To serve sprinkle the asparagus with a little more olive oil, some balsamic vinegar and parmesan shavings.

Main Course

Greek Style Spiced Beef served with tagliatelle

This is a Greek inspired dish. It is really easy to make and if you make it the day before the flavours improve and all you have to do is make some pasta.

400g lean beef braising steak- cut into 2" cubes
2tbsp olive oil
3 cloves garlic- thinly sliced
1 can chopped tomatoes
1 wine glass red wine ( about 4-6 floz)
1 cinnamon stick
4 whole cloves
1 bay leaf

Heat the oil in a casserole pan and fry the garlic cloves over a gentle heat until theyare fragrant and soft but not brown.

Add the beef and quickly brown it all over.
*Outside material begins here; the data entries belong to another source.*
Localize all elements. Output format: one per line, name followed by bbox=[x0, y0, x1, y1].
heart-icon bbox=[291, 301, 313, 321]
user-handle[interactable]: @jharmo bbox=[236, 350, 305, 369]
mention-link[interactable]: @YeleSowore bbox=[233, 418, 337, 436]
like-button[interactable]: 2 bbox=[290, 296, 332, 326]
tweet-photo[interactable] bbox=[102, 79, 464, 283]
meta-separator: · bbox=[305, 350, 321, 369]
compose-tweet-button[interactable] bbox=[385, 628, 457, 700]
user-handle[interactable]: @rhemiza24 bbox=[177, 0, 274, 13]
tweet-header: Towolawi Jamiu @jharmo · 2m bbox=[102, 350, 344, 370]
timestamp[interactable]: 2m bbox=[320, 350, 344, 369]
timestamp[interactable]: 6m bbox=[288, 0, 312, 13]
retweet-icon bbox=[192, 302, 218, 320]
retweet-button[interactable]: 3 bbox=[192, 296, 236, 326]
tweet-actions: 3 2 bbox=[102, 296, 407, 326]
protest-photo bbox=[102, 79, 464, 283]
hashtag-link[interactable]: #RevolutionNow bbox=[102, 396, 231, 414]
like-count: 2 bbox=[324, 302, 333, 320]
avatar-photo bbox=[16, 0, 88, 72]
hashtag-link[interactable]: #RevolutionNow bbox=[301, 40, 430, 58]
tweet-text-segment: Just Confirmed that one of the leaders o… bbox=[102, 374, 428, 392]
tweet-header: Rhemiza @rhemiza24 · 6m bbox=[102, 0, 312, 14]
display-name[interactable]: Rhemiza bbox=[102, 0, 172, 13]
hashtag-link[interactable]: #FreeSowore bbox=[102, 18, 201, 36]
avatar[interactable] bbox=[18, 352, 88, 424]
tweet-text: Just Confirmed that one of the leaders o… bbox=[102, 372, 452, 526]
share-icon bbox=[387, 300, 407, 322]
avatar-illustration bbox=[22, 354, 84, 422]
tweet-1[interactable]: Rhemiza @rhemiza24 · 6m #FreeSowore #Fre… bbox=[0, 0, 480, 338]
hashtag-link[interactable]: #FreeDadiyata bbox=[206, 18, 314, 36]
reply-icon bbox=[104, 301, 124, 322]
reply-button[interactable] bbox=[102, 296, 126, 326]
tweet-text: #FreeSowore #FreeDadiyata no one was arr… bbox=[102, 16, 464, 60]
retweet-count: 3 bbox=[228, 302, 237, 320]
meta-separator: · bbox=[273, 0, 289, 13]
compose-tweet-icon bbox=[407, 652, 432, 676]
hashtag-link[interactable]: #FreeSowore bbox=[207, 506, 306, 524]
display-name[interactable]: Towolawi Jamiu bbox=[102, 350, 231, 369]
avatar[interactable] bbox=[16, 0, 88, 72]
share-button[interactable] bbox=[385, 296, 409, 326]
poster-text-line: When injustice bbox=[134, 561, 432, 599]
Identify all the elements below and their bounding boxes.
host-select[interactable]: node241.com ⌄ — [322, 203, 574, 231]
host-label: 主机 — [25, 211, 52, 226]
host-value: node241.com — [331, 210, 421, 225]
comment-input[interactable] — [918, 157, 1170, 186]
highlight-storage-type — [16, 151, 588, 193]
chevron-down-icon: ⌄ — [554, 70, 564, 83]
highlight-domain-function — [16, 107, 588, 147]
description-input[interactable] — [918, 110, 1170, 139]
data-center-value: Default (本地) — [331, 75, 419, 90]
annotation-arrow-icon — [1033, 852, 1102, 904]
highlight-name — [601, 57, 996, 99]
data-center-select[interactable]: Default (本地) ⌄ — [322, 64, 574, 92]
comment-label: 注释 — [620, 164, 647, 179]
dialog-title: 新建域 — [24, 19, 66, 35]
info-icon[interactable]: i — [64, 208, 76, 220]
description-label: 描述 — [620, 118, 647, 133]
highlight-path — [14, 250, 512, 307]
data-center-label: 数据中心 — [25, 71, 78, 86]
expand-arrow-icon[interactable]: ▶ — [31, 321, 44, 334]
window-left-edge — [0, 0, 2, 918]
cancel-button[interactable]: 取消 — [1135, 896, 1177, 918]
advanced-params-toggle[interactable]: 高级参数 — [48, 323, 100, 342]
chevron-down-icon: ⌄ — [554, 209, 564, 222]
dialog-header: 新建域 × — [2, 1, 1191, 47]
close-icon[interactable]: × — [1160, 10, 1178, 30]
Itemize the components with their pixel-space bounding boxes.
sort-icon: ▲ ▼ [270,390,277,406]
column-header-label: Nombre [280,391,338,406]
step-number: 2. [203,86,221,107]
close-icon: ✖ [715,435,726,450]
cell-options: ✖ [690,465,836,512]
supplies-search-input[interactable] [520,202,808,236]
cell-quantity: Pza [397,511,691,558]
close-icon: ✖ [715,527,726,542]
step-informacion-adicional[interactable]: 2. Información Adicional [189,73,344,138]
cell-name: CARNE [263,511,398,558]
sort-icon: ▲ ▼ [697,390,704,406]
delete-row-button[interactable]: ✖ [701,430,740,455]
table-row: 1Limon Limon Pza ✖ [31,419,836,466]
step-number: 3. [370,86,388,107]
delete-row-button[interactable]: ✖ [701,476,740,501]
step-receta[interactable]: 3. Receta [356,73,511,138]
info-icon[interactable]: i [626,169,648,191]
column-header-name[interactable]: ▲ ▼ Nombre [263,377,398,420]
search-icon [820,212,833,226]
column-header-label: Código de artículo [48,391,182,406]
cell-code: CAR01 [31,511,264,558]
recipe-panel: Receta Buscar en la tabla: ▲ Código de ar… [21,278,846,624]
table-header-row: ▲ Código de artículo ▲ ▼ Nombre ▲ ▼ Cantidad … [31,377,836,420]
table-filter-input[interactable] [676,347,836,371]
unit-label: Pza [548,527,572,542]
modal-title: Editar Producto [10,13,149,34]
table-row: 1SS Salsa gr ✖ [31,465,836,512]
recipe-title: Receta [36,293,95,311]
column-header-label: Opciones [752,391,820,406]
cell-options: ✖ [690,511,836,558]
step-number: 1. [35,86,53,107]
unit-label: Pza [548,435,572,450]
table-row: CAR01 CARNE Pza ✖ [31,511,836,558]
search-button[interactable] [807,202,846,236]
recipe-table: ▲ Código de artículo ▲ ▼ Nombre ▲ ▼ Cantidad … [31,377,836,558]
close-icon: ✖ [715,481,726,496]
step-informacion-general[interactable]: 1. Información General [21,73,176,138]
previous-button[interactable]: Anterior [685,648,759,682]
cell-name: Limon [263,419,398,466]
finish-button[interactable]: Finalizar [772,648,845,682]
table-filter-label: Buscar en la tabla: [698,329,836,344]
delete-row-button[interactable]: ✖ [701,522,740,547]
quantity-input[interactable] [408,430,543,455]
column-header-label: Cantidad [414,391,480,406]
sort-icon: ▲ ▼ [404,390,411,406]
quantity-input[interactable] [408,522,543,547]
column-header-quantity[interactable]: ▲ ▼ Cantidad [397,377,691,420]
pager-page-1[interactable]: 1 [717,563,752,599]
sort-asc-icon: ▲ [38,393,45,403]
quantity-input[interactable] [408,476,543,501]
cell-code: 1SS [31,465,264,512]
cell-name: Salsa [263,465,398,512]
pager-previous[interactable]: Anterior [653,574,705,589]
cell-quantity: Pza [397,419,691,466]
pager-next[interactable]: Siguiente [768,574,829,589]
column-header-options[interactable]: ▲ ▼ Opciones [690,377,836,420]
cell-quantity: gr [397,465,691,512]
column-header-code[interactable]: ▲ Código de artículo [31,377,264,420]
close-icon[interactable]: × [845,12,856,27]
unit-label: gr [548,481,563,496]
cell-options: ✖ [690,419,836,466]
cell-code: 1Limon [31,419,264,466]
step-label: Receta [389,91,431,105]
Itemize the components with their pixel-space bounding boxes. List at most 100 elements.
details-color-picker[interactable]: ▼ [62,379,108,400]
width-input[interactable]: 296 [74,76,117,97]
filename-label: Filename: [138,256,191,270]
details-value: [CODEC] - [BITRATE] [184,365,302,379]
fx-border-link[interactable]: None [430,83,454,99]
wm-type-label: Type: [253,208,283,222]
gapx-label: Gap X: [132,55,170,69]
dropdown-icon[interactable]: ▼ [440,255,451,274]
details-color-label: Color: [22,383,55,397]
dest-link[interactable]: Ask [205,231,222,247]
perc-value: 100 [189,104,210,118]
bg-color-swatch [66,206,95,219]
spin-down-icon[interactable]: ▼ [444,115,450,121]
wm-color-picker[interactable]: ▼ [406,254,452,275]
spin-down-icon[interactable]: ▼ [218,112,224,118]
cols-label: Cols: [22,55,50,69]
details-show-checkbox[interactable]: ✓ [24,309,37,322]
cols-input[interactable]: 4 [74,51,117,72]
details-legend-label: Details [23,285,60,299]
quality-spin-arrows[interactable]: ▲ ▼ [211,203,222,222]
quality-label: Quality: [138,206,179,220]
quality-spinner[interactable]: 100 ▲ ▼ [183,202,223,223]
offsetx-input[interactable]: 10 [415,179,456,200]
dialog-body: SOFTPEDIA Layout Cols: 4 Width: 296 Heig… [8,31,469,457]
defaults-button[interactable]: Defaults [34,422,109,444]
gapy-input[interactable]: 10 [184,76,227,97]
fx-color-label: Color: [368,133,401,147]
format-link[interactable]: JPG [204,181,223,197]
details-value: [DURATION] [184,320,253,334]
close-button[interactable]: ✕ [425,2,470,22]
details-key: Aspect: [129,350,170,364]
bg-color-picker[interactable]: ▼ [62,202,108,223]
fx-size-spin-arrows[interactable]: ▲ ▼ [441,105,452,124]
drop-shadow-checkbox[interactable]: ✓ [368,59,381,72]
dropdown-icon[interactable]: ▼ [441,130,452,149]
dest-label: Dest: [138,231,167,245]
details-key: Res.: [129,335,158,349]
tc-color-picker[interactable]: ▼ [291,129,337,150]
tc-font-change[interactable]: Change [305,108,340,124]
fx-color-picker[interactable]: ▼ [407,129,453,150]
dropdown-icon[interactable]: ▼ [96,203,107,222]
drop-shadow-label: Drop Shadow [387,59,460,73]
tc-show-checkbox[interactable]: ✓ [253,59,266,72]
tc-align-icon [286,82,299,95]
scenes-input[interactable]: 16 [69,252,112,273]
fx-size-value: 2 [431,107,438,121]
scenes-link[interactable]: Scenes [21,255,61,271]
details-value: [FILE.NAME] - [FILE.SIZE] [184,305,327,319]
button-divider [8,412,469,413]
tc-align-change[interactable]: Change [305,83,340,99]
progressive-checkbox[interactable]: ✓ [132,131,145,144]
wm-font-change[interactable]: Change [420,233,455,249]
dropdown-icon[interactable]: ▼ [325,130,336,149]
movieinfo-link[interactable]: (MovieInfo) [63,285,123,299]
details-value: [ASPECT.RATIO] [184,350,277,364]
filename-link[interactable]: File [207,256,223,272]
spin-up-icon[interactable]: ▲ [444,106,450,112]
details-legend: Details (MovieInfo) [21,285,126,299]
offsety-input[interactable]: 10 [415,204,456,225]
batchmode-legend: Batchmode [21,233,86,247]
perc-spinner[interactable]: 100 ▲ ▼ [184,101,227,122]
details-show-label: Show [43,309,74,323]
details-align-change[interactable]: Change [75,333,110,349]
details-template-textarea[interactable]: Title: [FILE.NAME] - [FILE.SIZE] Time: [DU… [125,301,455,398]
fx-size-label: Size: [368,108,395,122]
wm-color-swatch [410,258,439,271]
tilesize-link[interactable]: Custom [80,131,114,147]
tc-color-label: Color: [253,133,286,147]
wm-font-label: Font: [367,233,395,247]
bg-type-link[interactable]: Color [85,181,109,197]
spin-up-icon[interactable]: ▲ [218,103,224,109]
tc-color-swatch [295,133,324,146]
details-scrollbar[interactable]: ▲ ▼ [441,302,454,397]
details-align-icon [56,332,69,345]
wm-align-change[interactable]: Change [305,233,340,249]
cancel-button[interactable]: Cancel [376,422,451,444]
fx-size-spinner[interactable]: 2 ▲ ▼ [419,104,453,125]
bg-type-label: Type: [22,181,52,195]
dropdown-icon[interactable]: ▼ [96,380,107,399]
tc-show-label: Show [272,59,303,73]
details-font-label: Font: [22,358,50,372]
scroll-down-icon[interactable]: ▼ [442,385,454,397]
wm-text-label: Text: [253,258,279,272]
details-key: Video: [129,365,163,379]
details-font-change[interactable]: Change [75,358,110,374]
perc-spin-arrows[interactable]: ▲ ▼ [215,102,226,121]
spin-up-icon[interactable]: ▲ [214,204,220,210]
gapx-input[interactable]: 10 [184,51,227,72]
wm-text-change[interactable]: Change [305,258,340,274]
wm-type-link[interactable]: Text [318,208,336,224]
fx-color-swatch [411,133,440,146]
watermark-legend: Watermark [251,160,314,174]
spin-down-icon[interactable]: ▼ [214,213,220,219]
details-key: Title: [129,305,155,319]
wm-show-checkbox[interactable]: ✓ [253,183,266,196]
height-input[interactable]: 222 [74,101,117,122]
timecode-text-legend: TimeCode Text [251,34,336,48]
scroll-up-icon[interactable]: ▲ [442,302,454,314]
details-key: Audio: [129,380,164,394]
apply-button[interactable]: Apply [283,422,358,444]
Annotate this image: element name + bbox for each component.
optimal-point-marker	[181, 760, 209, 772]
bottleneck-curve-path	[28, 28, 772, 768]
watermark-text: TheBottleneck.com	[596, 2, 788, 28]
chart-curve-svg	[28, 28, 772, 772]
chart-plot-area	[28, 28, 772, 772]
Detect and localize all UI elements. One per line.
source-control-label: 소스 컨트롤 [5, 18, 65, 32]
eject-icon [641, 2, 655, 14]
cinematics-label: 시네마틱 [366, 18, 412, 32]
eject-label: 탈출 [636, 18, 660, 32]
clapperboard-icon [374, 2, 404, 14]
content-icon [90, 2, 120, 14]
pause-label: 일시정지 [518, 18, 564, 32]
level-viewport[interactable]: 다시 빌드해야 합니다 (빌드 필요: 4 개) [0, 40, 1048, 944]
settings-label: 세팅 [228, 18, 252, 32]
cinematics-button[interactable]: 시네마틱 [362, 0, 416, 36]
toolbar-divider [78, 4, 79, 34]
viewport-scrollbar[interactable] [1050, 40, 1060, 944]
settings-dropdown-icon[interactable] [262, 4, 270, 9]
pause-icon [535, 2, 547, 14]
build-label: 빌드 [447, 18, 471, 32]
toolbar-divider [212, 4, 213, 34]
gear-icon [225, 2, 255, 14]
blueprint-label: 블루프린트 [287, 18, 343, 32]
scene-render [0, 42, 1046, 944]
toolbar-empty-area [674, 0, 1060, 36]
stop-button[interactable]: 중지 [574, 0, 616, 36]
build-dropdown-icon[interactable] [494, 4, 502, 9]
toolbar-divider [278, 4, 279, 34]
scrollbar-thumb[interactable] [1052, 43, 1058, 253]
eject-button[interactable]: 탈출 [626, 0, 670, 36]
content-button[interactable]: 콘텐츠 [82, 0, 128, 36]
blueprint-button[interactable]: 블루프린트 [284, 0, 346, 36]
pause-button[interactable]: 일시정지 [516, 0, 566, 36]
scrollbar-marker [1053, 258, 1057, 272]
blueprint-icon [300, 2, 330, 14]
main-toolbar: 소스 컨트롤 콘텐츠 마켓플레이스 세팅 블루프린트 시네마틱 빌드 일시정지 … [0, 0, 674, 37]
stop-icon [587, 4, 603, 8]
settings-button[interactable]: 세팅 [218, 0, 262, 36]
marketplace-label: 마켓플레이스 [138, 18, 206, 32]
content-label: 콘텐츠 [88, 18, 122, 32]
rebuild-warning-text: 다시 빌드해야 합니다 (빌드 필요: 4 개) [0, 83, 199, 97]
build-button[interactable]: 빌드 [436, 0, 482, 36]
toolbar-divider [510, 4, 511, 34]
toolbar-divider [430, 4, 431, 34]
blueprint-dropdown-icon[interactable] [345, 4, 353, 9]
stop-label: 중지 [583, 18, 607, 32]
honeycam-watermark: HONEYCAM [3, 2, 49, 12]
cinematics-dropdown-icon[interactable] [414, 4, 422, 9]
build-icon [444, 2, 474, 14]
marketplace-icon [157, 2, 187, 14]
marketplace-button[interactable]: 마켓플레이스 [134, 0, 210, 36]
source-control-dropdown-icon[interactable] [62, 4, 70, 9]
Add the red wine and allow to come to the boil. Add the tinned tomatoes, bay leaf and spices and season with salt and pepper.

Allow to come back to the boil, then turn down the heat to a simmer and allow to cook slowly for about 2 hours until the beef is really tender.

If you are making this in advance allow the beef to cool and place in the fridge.
The next day remove from the fridge about an hour before you wish to eat and reheat for about 20 minutes until it is hot all the way through.

Serve with some pasta -  I have mentioned tagliatelle but any pasta is good.
Serve sprinkled with grated parmesan and a lightly dressed rocket salad.

Dessert

Spiced Chocolate Pots

These little chocolate mousses are quite rich so only a small serving is required. I serve them in little coffee cups and saucers. These are best made the day before to allow them to set properly overnight.
I have used a good quality ready flavoured chocolate with orange and ginger but you can use any chocolate you like flavoured or just plain as long as it is about 70% cocoa solids.

100g good quality chocolate ( flavoured or plain)
1 tbsp water
1 tbsp golden syrup
2 eggs separated

Place the chocolate, broken into small pieces into a bowl over a pan of simmering but not boiling water. Add the tablespoon of water and the golden syrup and allow to melt.

Meanwhile whisk the egg whites until stiff.
When the chocolate mix has melted remove from the heat.
Allow to cool slightly and then beat in the egg yolks.
Fold the egg white into the chocolate mixture until it is thoroughly incorporated.

Place the mousse into small ramekins, coffee cups or other small dishes of your choice and place in the fridge to set overnight.
Serve with some crisp sweet biscuits on the side.